La tension est montée d’un cran dans la nuit d’hier au commissariat de Mendong, à Yaoundé. Un jeune conducteur de moto, interpellé après avoir refusé de verser une somme de 5 000 FCFA aux policiers, a été placé en garde à vue.
Yaoundé – Mendong, 14 novembre 2025.
Informés de la situation, ses collègues conducteurs de moto se sont rapidement mobilisés. Ce matin, ils ont pris d’assaut le commissariat, exigeant la libération immédiate du jeune homme.

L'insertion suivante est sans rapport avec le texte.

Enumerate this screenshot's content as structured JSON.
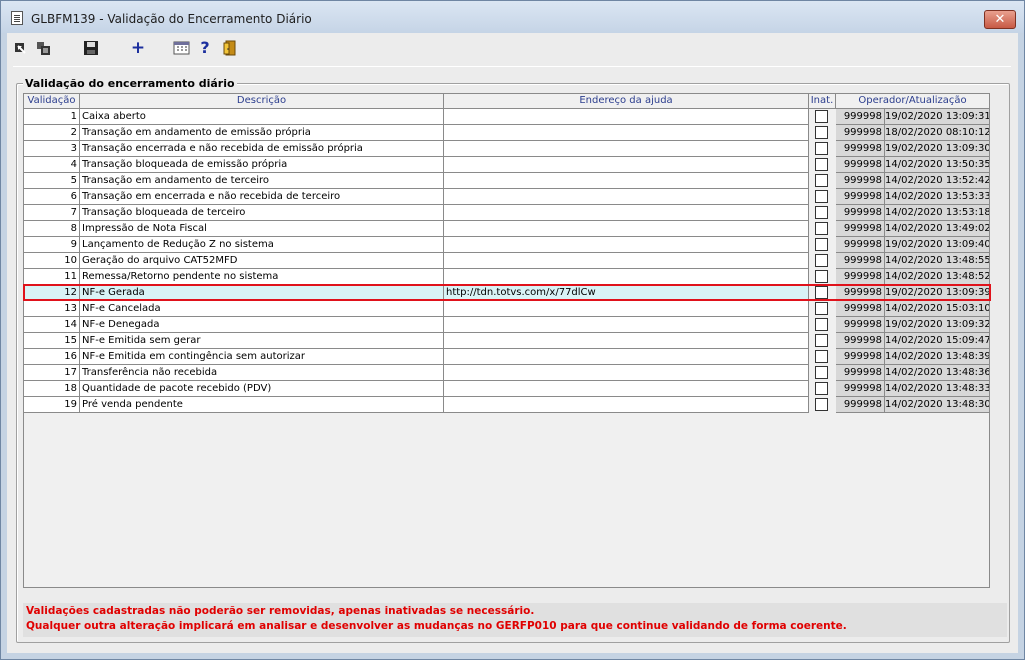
{
  "window": {
    "title": "GLBFM139 - Validação do Encerramento Diário",
    "close_label": "✕"
  },
  "toolbar": {
    "icons": [
      "exit-back-icon",
      "copy-icon",
      "save-icon",
      "add-icon",
      "calendar-icon",
      "help-icon",
      "door-exit-icon"
    ],
    "add_glyph": "+",
    "help_glyph": "?"
  },
  "group": {
    "legend": "Validação do encerramento diário"
  },
  "table": {
    "headers": {
      "num": "Validação",
      "desc": "Descrição",
      "url": "Endereço da ajuda",
      "inat": "Inat.",
      "op": "Operador/Atualização"
    },
    "rows": [
      {
        "num": "1",
        "desc": "Caixa aberto",
        "url": "",
        "op": "999998",
        "dt": "19/02/2020 13:09:31"
      },
      {
        "num": "2",
        "desc": "Transação em andamento de emissão própria",
        "url": "",
        "op": "999998",
        "dt": "18/02/2020 08:10:12"
      },
      {
        "num": "3",
        "desc": "Transação encerrada e não recebida de emissão própria",
        "url": "",
        "op": "999998",
        "dt": "19/02/2020 13:09:30"
      },
      {
        "num": "4",
        "desc": "Transação bloqueada de emissão própria",
        "url": "",
        "op": "999998",
        "dt": "14/02/2020 13:50:35"
      },
      {
        "num": "5",
        "desc": "Transação em andamento de terceiro",
        "url": "",
        "op": "999998",
        "dt": "14/02/2020 13:52:42"
      },
      {
        "num": "6",
        "desc": "Transação em encerrada e não recebida de terceiro",
        "url": "",
        "op": "999998",
        "dt": "14/02/2020 13:53:33"
      },
      {
        "num": "7",
        "desc": "Transação bloqueada de terceiro",
        "url": "",
        "op": "999998",
        "dt": "14/02/2020 13:53:18"
      },
      {
        "num": "8",
        "desc": "Impressão de Nota Fiscal",
        "url": "",
        "op": "999998",
        "dt": "14/02/2020 13:49:02"
      },
      {
        "num": "9",
        "desc": "Lançamento de Redução Z no sistema",
        "url": "",
        "op": "999998",
        "dt": "19/02/2020 13:09:40"
      },
      {
        "num": "10",
        "desc": "Geração do arquivo CAT52MFD",
        "url": "",
        "op": "999998",
        "dt": "14/02/2020 13:48:55"
      },
      {
        "num": "11",
        "desc": "Remessa/Retorno pendente no sistema",
        "url": "",
        "op": "999998",
        "dt": "14/02/2020 13:48:52"
      },
      {
        "num": "12",
        "desc": "NF-e Gerada",
        "url": "http://tdn.totvs.com/x/77dlCw",
        "op": "999998",
        "dt": "19/02/2020 13:09:39"
      },
      {
        "num": "13",
        "desc": "NF-e Cancelada",
        "url": "",
        "op": "999998",
        "dt": "14/02/2020 15:03:10"
      },
      {
        "num": "14",
        "desc": "NF-e Denegada",
        "url": "",
        "op": "999998",
        "dt": "19/02/2020 13:09:32"
      },
      {
        "num": "15",
        "desc": "NF-e Emitida sem gerar",
        "url": "",
        "op": "999998",
        "dt": "14/02/2020 15:09:47"
      },
      {
        "num": "16",
        "desc": "NF-e Emitida em contingência sem autorizar",
        "url": "",
        "op": "999998",
        "dt": "14/02/2020 13:48:39"
      },
      {
        "num": "17",
        "desc": "Transferência não recebida",
        "url": "",
        "op": "999998",
        "dt": "14/02/2020 13:48:36"
      },
      {
        "num": "18",
        "desc": "Quantidade de pacote recebido (PDV)",
        "url": "",
        "op": "999998",
        "dt": "14/02/2020 13:48:33"
      },
      {
        "num": "19",
        "desc": "Pré venda pendente",
        "url": "",
        "op": "999998",
        "dt": "14/02/2020 13:48:30"
      }
    ]
  },
  "note": {
    "line1": "Validações cadastradas não poderão ser removidas, apenas inativadas se necessário.",
    "line2": "Qualquer outra alteração implicará em analisar e desenvolver as mudanças no GERFP010 para que continue validando de forma coerente."
  },
  "colors": {
    "accent_header": "#2c3e8e",
    "warning_text": "#e00000",
    "selection_border": "#e0121b",
    "selection_fill": "#d9f3f6"
  }
}
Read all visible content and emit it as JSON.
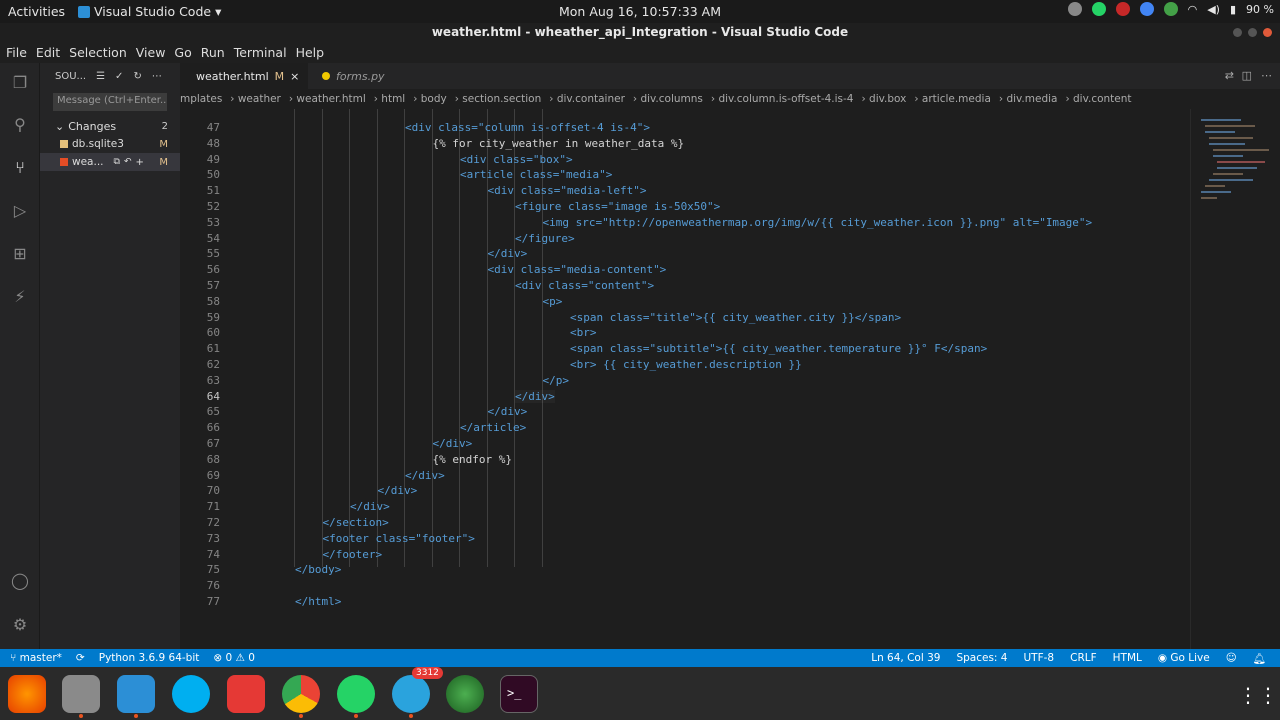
{
  "topbar": {
    "activities": "Activities",
    "app_name": "Visual Studio Code",
    "clock": "Mon Aug 16, 10:57:33 AM",
    "battery": "90 %"
  },
  "window": {
    "title": "weather.html - wheather_api_Integration - Visual Studio Code"
  },
  "menu": [
    "File",
    "Edit",
    "Selection",
    "View",
    "Go",
    "Run",
    "Terminal",
    "Help"
  ],
  "sidebar": {
    "header": "SOU...",
    "message_placeholder": "Message (Ctrl+Enter...",
    "changes_label": "Changes",
    "changes_count": "2",
    "files": [
      {
        "name": "db.sqlite3",
        "status": "M"
      },
      {
        "name": "wea...",
        "status": "M"
      }
    ]
  },
  "tabs": [
    {
      "label": "weather.html",
      "status": "M"
    },
    {
      "label": "forms.py"
    }
  ],
  "breadcrumbs": [
    "mplates",
    "weather",
    "weather.html",
    "html",
    "body",
    "section.section",
    "div.container",
    "div.columns",
    "div.column.is-offset-4.is-4",
    "div.box",
    "article.media",
    "div.media",
    "div.content"
  ],
  "editor": {
    "current_line": "64",
    "lines": [
      {
        "n": "47",
        "code": "<div class=\"column is-offset-4 is-4\">"
      },
      {
        "n": "48",
        "code": "{% for city_weather in weather_data %}"
      },
      {
        "n": "49",
        "code": "<div class=\"box\">"
      },
      {
        "n": "50",
        "code": "<article class=\"media\">"
      },
      {
        "n": "51",
        "code": "<div class=\"media-left\">"
      },
      {
        "n": "52",
        "code": "<figure class=\"image is-50x50\">"
      },
      {
        "n": "53",
        "code": "<img src=\"http://openweathermap.org/img/w/{{ city_weather.icon }}.png\" alt=\"Image\">"
      },
      {
        "n": "54",
        "code": "</figure>"
      },
      {
        "n": "55",
        "code": "</div>"
      },
      {
        "n": "56",
        "code": "<div class=\"media-content\">"
      },
      {
        "n": "57",
        "code": "<div class=\"content\">"
      },
      {
        "n": "58",
        "code": "<p>"
      },
      {
        "n": "59",
        "code": "<span class=\"title\">{{ city_weather.city }}</span>"
      },
      {
        "n": "60",
        "code": "<br>"
      },
      {
        "n": "61",
        "code": "<span class=\"subtitle\">{{ city_weather.temperature }}° F</span>"
      },
      {
        "n": "62",
        "code": "<br> {{ city_weather.description }}"
      },
      {
        "n": "63",
        "code": "</p>"
      },
      {
        "n": "64",
        "code": "</div>"
      },
      {
        "n": "65",
        "code": "</div>"
      },
      {
        "n": "66",
        "code": "</article>"
      },
      {
        "n": "67",
        "code": "</div>"
      },
      {
        "n": "68",
        "code": "{% endfor %}"
      },
      {
        "n": "69",
        "code": "</div>"
      },
      {
        "n": "70",
        "code": "</div>"
      },
      {
        "n": "71",
        "code": "</div>"
      },
      {
        "n": "72",
        "code": "</section>"
      },
      {
        "n": "73",
        "code": "<footer class=\"footer\">"
      },
      {
        "n": "74",
        "code": "</footer>"
      },
      {
        "n": "75",
        "code": "</body>"
      },
      {
        "n": "76",
        "code": ""
      },
      {
        "n": "77",
        "code": "</html>"
      }
    ]
  },
  "statusbar": {
    "branch": "master*",
    "python": "Python 3.6.9 64-bit",
    "errors": "0",
    "warnings": "0",
    "position": "Ln 64, Col 39",
    "spaces": "Spaces: 4",
    "encoding": "UTF-8",
    "eol": "CRLF",
    "language": "HTML",
    "golive": "Go Live"
  },
  "dock": {
    "telegram_badge": "3312"
  }
}
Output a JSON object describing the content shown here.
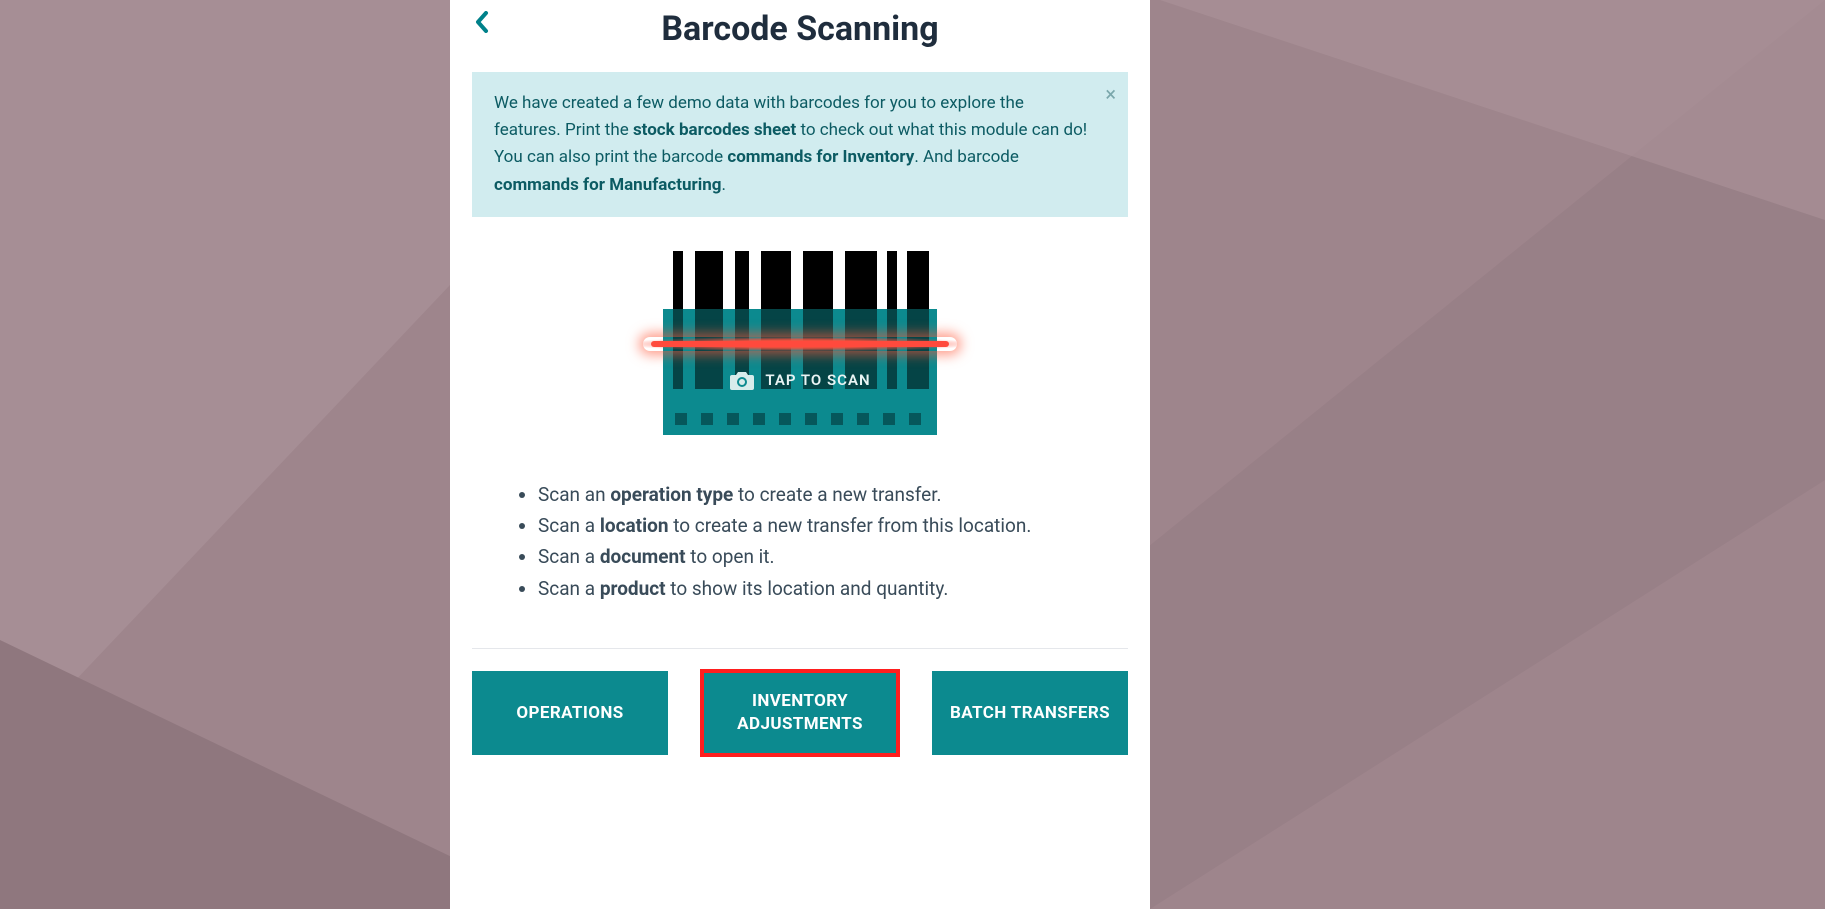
{
  "header": {
    "title": "Barcode Scanning"
  },
  "alert": {
    "part1": "We have created a few demo data with barcodes for you to explore the features. Print the ",
    "link1": "stock barcodes sheet",
    "part2": " to check out what this module can do! You can also print the barcode ",
    "link2": "commands for Inventory",
    "part3": ". And barcode ",
    "link3": "commands for Manufacturing",
    "part4": "."
  },
  "scan": {
    "tap_label": "TAP TO SCAN"
  },
  "instructions": [
    {
      "pre": "Scan an ",
      "bold": "operation type",
      "post": " to create a new transfer."
    },
    {
      "pre": "Scan a ",
      "bold": "location",
      "post": " to create a new transfer from this location."
    },
    {
      "pre": "Scan a ",
      "bold": "document",
      "post": " to open it."
    },
    {
      "pre": "Scan a ",
      "bold": "product",
      "post": " to show its location and quantity."
    }
  ],
  "buttons": {
    "operations": "OPERATIONS",
    "inventory_adjustments": "INVENTORY ADJUSTMENTS",
    "batch_transfers": "BATCH TRANSFERS"
  }
}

Face à la foule grandissante, le commissaire a menacé de déférer le conducteur au parquet, avant de solliciter des renforts.
En réaction, les conducteurs de moto ont lancé un appel à leurs pairs à travers la ville de Yaoundé pour converger vers Mendong. La confrontation s’est transformée en véritable bras de fer, révélant une fois de plus les tensions récurrentes entre les forces de l’ordre et les acteurs du transport urbain informel.
Contexte
conducteurs de moto, souvent appelés benskineurs, constituent une part essentielle du transport urbain à Yaoundé.
- Les relations avec les forces de l’ordre sont régulièrement marquées par des accusations de harcèlement, de corruption et d’arrestations arbitraires.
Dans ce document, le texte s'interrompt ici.